Раскольникову было всё равно, потому что с ним ничего уже не происходило. Первое лицо его единственного числа ухнуло в какой-то бесформенный страдательный залог, сделавшись тупым спазмом вещества из боли, беспамятства и согласия на них. Только и помнилось из мрака провала, что когда его на стреноженных подгибающихся ногах волокли на аркане куда-то, его вырвало на половик с рыком, похожим на вопль разврата.
………………………………………………………………………
Когда Раскольников пришёл в себя, то не мог понять… Сам оборот «он пришел в себя» не поддавался пониманию: кто этот «он», который возится в сдавленной тьме, и где это «в себе», куда якобы «он» пришёл, – и как он мог «прийти», если члены его поменялись местами в странно перекрученном новом устройстве тела. Он не помнил себя, себя не помнило его, оба они не узнавали друг друга… Постепенно удалось разобраться, где верх, где низ, и определить себя нагишом на тряпье в позе, при которой стянутые запястья связаны были со стянутыми же лодыжками. Он зарычал, как отловленный волк. Затравили студентика! Удалось перевернуться на бок лицом к широкой яркой щели вдоль пола, за ней было какое-то движение, пахло горелым.
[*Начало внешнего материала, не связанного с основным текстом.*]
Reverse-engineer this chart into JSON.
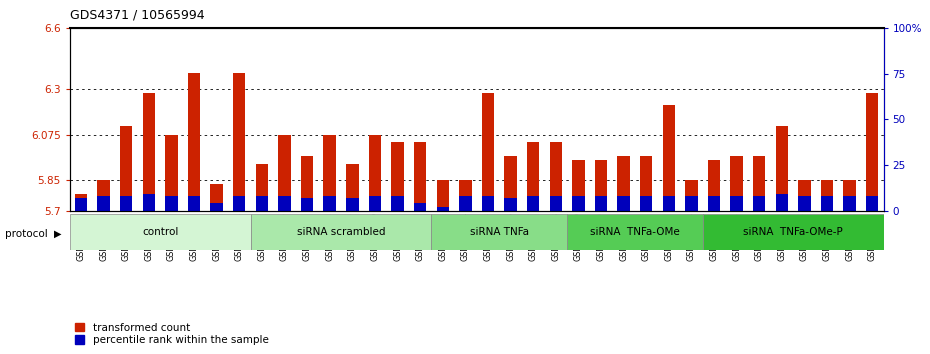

– Эй! – позвал он несколько раз и ударил коленками в деревянную дверь. Клацнуло, заскрипело, – перед лицом оказались огромные стоптанные коты, над ними – передник, ещё выше – чудище рогатое. Это была кухня, он, стало быть, лежал на полу в чулане. И это было солнечное горячее утро, только неясно, какого дня – завтрашнего, сегодняшнего, судного или вообще бокового какого-то исчисления. Лизавета уставилась на него пустыми глазницами, – до того светлые у неё были зрачки, что сливались с белками, – и долго так, вероятно, могла бы стоять истуканом, как вдруг охнула и бросилась к плите, где на сковороде горел блин.
– Мне на двор надо! – крикнул он. Голос был хриплый, вчера сорвал. И весь он был сведён вчерашней судорогой.
Лизавета брякнула перед ним железную лохань.
– Развяжи.
Идиотка с важным видом погрозила ему пальцем.
– Руки развяжи, – подала голос вошедшая хозяйка.
Как только освободили руки, он приподнялся, ухватившись за дверь, и втянул в чулан сосуд. Его резко прослабило.
– Подтирку дай!
Сунули ветошку.
– Фу, навонял. – Алёна Ивановна распахнула окно. Лизка забрала лохань и понесла её, должно быть, в нужник на лестнице. Раскольников, сидя на корточках, торопливо, не щадя ногтей, царапал узлы на ножных путах. Он был связан, как раб, склонный к побегу, – с ослабленным натягом между ногами, так что семенить было можно, прыгнуть – ни в коем случае. «Собьёт одним тычком». Раскольников, впрочем, был уверен, что его врасплох больше не возьмут, и момент для нападения он непременно улучит; только бы добраться до ножа или какой-нибудь кочерги.
– Как почивал, батюшка? – полюбопытствовала хозяйка, жуя блин.
Раскольников не отвечал. Сыромятные ремешки не поддавались.
– Видать, крепко, коли спал до полудня. Мы уж и к заутрене сходили, а ты всё спишь. Дело молодое. На, выпей.